"I did it"—she paused, and forced herself to go on—"because of my daughter."

Intent upon her truth, she did not even see by the shocked expression of their faces the awfulness of the thing they thought she confessed, and the obviousness of the reason to which their minds had leaped.

Mr. Burke put out his hand again and laid it upon her arm, which trembled slightly at his touch. "Mrs. Lonsdale," he said, and this time he spoke even more gently, but more urgently, than before, "are you sure you wish to tell?"

"No," said Bessie Lonsdale, "but I've got to, don't you see?"

Mr. Ford moved in his chair, and spoke, guarding his voice, judicially. "Since we have gone so far, it will be even better, perhaps, for Mrs. Lonsdale to tell it to us here."

Mr. Burke nodded, and they looked toward her expectantly.

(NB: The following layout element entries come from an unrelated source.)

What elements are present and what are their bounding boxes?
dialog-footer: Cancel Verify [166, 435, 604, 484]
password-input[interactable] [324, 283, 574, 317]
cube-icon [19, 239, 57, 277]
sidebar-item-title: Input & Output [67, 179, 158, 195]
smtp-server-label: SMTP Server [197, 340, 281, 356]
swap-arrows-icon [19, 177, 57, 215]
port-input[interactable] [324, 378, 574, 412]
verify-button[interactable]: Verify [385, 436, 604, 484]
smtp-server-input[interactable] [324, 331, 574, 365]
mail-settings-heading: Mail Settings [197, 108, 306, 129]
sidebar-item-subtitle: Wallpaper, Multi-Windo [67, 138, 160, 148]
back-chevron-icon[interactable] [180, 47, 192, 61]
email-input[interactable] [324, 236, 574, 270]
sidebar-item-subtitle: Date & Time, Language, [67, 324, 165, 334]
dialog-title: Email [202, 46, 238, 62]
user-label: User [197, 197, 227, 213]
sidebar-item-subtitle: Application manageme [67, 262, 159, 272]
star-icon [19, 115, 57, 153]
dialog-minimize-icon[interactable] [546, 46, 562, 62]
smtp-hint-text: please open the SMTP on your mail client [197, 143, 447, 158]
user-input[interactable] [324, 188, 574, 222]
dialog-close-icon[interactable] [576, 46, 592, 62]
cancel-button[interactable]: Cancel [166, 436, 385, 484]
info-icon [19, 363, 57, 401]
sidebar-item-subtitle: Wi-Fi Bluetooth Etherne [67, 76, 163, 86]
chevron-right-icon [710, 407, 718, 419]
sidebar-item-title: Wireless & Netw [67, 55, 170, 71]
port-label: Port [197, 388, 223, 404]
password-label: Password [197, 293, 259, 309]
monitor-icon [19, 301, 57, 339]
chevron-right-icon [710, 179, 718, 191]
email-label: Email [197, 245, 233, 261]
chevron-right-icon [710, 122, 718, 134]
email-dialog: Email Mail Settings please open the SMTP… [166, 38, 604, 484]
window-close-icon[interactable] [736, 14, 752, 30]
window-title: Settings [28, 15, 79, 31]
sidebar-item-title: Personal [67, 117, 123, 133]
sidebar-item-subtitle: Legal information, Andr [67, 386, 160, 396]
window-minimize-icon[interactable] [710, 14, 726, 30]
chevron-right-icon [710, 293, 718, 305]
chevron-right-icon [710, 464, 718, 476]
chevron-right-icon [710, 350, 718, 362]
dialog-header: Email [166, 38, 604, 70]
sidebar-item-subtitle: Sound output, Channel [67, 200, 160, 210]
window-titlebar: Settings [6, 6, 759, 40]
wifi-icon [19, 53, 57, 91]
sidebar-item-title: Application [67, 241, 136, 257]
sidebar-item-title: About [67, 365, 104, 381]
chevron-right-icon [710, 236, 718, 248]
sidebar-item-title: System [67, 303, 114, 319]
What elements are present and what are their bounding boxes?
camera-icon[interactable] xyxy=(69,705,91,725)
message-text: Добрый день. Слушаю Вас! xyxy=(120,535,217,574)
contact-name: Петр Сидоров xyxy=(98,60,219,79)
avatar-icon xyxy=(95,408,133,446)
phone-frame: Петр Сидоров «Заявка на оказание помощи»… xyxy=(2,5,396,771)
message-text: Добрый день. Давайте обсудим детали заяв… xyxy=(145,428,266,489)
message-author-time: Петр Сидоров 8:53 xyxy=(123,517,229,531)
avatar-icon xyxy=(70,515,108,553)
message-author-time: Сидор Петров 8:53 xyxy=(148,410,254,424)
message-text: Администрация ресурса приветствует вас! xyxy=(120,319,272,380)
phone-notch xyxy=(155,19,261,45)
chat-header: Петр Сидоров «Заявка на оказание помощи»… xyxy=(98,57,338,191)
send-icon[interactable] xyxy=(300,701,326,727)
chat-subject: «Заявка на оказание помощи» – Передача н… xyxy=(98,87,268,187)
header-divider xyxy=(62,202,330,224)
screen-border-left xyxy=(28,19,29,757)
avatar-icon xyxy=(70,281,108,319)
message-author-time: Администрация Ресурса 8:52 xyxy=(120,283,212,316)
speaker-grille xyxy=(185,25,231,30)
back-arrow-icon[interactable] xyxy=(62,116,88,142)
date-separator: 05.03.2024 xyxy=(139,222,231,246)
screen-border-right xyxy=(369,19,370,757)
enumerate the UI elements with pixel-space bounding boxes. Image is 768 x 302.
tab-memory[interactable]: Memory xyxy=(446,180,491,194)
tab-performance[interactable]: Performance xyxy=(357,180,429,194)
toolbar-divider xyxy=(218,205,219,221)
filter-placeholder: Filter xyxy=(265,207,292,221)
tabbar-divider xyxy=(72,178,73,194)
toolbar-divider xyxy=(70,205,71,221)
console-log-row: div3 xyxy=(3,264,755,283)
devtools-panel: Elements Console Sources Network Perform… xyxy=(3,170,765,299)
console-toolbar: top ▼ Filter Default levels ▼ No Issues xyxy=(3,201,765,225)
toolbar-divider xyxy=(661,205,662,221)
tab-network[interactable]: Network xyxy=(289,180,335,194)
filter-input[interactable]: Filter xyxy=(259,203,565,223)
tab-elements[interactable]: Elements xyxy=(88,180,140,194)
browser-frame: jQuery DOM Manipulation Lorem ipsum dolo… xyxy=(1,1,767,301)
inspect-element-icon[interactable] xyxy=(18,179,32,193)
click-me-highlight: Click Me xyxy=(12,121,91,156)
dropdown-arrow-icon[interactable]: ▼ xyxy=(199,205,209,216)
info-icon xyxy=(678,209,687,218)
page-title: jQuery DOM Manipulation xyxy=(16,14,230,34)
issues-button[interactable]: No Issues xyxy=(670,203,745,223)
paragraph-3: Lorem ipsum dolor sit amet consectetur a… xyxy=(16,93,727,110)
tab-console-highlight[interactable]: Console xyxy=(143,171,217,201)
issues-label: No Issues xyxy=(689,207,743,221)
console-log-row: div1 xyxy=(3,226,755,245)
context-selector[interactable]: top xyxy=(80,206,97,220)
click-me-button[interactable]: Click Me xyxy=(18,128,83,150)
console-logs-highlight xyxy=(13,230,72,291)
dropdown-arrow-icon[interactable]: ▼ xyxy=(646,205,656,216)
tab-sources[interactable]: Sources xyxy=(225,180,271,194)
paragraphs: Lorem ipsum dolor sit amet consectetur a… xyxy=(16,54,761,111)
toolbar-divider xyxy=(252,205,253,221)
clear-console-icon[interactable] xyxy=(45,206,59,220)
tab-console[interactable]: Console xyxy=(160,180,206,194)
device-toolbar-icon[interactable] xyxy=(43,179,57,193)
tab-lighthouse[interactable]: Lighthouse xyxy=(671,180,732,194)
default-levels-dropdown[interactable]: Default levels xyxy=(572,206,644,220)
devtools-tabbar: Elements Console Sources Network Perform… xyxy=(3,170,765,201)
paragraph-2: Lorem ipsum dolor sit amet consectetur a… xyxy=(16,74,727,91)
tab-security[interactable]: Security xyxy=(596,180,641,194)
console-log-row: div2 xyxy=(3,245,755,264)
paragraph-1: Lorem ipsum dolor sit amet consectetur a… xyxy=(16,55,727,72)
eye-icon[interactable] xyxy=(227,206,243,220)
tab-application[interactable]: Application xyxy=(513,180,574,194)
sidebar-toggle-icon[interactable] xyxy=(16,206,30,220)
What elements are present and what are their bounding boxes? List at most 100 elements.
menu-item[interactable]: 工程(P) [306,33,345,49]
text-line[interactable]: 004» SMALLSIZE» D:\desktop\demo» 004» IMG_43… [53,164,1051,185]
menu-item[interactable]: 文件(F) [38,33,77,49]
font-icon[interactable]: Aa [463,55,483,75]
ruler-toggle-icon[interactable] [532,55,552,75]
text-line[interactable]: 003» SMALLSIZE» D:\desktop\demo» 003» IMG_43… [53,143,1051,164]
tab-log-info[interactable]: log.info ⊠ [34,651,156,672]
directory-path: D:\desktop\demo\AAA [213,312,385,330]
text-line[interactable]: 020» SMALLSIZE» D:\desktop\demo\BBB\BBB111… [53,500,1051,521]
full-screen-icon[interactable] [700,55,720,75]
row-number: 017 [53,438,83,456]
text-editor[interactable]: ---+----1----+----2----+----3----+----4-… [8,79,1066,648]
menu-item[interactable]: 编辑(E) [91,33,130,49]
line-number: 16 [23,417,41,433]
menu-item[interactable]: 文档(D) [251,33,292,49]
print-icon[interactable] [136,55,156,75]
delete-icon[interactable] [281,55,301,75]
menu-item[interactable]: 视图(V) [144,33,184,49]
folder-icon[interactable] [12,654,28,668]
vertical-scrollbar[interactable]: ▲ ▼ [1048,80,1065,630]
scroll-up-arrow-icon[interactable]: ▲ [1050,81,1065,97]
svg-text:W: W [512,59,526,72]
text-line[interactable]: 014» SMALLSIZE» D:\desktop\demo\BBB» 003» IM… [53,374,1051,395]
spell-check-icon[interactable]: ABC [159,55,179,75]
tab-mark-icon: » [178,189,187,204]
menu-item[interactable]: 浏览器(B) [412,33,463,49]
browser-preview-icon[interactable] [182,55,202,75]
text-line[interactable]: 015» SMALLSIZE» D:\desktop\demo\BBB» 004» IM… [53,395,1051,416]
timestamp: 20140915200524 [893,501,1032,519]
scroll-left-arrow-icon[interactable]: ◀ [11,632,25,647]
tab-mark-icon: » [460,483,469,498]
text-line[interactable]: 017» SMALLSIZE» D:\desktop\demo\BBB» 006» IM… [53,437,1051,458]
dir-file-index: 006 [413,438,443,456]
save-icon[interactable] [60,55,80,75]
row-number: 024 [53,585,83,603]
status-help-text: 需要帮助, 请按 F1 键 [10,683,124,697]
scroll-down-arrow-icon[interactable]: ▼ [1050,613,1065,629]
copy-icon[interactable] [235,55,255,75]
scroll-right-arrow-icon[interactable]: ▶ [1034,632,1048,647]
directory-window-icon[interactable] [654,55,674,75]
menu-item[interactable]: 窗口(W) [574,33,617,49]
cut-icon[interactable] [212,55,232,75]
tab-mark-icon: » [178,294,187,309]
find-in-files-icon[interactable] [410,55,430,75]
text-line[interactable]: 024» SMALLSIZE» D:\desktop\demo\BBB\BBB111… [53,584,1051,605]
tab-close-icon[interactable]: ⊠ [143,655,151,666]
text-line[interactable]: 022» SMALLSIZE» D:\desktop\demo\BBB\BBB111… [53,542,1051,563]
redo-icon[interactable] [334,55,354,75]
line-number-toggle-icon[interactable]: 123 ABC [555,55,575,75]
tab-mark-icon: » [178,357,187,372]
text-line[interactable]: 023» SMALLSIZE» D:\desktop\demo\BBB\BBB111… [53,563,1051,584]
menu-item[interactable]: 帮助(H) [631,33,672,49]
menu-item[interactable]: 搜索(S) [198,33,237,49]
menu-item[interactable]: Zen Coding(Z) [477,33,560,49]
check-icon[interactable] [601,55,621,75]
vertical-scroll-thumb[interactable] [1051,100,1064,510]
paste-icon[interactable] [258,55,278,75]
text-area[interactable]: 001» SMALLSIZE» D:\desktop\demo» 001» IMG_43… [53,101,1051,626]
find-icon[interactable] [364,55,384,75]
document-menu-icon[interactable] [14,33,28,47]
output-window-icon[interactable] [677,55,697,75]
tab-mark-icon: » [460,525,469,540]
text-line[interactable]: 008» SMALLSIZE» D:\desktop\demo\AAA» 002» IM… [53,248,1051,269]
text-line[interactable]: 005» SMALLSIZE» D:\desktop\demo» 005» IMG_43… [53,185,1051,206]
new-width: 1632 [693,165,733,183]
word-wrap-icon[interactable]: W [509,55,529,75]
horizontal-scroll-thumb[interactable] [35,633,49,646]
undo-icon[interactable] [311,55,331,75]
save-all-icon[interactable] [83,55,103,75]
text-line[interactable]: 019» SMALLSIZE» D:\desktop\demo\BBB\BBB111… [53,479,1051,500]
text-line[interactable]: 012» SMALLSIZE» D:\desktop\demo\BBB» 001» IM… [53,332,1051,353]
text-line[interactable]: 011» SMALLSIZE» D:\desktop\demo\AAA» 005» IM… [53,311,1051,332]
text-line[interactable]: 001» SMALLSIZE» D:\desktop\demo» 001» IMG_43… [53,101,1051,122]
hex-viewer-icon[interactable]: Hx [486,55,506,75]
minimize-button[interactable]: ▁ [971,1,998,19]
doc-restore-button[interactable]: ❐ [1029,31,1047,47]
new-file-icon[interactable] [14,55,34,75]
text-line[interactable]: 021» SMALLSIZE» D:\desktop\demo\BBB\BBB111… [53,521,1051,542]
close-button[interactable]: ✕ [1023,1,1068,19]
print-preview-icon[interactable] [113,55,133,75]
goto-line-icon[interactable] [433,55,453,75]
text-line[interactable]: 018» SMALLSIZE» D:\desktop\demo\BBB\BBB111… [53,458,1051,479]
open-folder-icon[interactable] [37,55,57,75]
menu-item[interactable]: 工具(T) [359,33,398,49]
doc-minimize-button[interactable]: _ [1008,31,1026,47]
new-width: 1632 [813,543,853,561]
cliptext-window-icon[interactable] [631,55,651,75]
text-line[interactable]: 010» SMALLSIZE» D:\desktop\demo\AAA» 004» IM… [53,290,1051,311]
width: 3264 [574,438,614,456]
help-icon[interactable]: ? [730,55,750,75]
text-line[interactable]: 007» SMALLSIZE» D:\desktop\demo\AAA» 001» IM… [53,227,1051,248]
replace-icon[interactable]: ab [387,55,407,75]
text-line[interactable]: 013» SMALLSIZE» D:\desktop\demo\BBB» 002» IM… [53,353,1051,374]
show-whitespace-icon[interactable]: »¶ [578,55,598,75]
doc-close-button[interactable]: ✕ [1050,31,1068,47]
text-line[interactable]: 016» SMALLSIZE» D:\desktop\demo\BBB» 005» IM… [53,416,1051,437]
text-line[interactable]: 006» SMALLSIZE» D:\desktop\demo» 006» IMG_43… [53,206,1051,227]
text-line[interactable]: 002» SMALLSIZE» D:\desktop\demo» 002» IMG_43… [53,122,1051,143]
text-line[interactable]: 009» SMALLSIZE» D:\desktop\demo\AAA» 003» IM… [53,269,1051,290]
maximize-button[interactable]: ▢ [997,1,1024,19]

"Yes, Mrs. Lonsdale?" said Mr. Ford.

An instant the brown-flecked eyes appeared to be searching for some human contact which she seemed vaguely to have lost. And then she began at the beginning—with her daughter's engagement to young Andrew McCrae, her happiness, her security—and quietly, with only now and then a slight tension of her body and her voice, she told it all to them, exactly as it happened, without plea or embellishment. She had only one stress, and that she tried to make reasonable to them—her child's security.

And they waited, attentive and patient, for the motive to emerge, for the beginning of that complication between her daughter and Richard Ayling, which they believed was to be the crux of her narrative.

And as her story progressed their bewilderment increased, for never, it appeared, had Bessie Lonsdale's daughter so much as heard of the existence of the man who lay dead at Homebury inn. She seemed even to make a special point of that.